I have successfully used CellTable in MVP. The key is to understand the purpose of this architecture.

MVP is not about the view being completely agnostic to your model, it is fine under MVP to have a view that will only work for your specific model classes. The main point is to keep as much of the model handling and event handling as possible in the presenter. This allows presenter code to be efficiently unit tested. Anything that requires a browser environment (e.g. widgets) should be in the view, where it will not interfere with normal unit testing (such components can only be tested with GwtTestCase, which is very slow).

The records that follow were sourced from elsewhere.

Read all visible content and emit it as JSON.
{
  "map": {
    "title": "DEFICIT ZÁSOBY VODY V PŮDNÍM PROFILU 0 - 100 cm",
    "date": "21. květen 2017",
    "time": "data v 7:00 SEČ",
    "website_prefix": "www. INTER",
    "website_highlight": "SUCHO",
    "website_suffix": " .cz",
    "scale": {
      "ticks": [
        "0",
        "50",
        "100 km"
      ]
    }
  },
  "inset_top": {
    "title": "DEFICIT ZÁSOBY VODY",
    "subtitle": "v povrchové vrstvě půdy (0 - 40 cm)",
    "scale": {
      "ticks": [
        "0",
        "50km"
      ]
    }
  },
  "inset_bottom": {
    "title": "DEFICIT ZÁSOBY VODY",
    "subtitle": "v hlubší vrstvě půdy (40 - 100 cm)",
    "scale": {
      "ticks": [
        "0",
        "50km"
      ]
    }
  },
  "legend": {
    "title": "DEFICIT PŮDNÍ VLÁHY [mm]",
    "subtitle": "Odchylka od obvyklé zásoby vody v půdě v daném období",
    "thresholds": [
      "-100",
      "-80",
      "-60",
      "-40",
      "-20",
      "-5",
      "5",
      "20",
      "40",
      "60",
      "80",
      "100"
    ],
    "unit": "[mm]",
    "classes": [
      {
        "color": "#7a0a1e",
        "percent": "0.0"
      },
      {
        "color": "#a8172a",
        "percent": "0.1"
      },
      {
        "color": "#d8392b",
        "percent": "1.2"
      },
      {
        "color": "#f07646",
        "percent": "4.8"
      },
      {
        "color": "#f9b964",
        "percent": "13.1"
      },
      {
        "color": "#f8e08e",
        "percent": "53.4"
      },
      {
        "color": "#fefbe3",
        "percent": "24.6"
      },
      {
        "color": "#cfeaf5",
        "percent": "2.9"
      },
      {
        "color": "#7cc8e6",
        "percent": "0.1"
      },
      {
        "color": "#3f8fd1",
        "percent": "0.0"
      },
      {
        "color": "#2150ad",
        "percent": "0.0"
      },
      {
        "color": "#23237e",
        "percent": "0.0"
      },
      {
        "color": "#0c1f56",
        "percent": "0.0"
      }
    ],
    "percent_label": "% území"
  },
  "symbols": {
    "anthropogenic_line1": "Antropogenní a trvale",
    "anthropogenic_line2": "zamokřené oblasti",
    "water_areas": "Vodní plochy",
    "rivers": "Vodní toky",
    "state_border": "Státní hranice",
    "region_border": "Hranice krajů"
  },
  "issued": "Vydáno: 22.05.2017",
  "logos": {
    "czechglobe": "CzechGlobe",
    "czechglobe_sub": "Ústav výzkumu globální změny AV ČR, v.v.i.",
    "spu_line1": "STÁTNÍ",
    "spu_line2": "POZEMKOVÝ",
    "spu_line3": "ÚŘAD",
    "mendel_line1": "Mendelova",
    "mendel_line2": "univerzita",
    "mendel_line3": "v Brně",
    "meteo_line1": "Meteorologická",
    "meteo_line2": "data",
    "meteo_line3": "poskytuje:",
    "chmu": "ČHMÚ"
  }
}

I have a View interface method to create the table, which is returned as HasData. In the presenter bind method, I call this method to get the table, instantiate the data provider for the table, and manipulate the data provider in the presenter with any updated data.

//MyPresenter.java
HasData<MyClass> table = display.addTable();
ListDataProvider<MyClass> dataProvider = new ListDataProvider<MyClass>();
dataProvider.addDataDisplay(table);

//assumes results is a collection of MyClass to display.
//use for loop if you need to do some manipulation to get the objects in
dataProvider.getList().addAll(results);


//MyView.java
@Override // since this implements the definition from the view interface
public HasData<MyClass> addTable()
{
    CellTable<MyClass> table = buildTable(); //boiler-plate table building code in this method
    myPanel.add(table);
    return table;
}

This allows me to keep the view logic (column definitions and such) in the view where it belongs, and deal with the data model in the presenter.